When an old French Alpine chateau was renovated in 2018, an upper room’s floorboards were removed. Amazingly, writing was discovered on the underside. The author identified himself as 38-year-old Joachim Martin from the village Les Crottes.
In 72 penciled entries, dating 1880 and 1881, Martin described many things about himself. This gave an incredibly rare insight into 19th-century village life. While working on the chateau as a carpenter, the married Martin wrote about the trouble that couples had with a lecherous priest who pried into bedroom affairs.
He also recorded a haunting secret: He knew that his childhood friend Benjamin had six children by a mistress and that four were murdered by their father. Martin wrote frankly, describing things of which he could not speak openly. One entry explained why. He knew that he would be long dead by the time anyone found his memories.

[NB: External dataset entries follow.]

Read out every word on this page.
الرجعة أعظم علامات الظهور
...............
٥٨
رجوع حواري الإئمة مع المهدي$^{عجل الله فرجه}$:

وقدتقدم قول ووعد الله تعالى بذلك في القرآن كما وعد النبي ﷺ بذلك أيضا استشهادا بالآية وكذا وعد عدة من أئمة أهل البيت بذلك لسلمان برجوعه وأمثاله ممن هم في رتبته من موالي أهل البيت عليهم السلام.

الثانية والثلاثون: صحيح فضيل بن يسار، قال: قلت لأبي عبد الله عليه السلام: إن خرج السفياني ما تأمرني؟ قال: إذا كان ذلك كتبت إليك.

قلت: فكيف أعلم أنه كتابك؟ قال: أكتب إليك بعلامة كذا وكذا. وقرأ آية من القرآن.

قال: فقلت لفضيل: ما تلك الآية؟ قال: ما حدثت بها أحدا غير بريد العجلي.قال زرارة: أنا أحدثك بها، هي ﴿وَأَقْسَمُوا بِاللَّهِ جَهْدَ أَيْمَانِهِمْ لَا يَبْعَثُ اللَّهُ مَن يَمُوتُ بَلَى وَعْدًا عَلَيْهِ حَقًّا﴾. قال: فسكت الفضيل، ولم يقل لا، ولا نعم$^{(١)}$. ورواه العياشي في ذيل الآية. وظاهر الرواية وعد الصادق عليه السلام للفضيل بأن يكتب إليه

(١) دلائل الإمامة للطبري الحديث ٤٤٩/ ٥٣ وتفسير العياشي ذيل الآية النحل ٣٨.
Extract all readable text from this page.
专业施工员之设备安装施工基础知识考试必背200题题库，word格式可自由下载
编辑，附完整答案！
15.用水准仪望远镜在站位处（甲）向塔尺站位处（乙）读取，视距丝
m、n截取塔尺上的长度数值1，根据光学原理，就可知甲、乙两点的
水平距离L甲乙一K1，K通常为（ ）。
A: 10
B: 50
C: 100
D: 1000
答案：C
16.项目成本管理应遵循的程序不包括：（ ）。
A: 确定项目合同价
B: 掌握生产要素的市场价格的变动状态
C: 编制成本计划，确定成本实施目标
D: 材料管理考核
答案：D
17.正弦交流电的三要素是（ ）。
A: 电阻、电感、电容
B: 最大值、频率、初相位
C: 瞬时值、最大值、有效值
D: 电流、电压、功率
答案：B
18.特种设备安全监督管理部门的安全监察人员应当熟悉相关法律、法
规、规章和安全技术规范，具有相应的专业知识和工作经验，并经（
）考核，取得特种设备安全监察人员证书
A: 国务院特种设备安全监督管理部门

Joachim Martin really existed. After the discovery of the wooden diary, researchers tracked down when he lived (1842–1897), that he had four kids, and that he played the fiddle. A letter he wrote asking to have the lecherous priest replaced was also found later.
There is a profitable buyer on the antiquities market—the wealthy evangelist. One thing wanted by these hard-core collectors is a rare fragment of the Dead Sea Scrolls. The tomes contain sections of the Hebrew Bible which are over 1,000 years older than other sources. This made the scrolls an electrifying find and is one reason why these evangelists pay millions for a tiny scrap.
However, a desperate rich buyer also attracts scam artists. In 2017, experts warned that the majority of the fragments in circulation are potential fakes. In fact, they fear that 90 percent of the 75 fragments that have changed hands since 2002 are forgeries.
Some pieces have glaring mistakes, like “ancient” dirt found under the ink and writing made to snugly fit inside a fragment. (Real pieces show broken words sheared from a larger page.) The author was not a professional scribe but wrote as if he copied something.
The biggest problem, however, is the buyers. Most are so dazzled by the idea of owning fragments that they refuse to believe that they were swindled or question why the market conveniently keeps churning out more.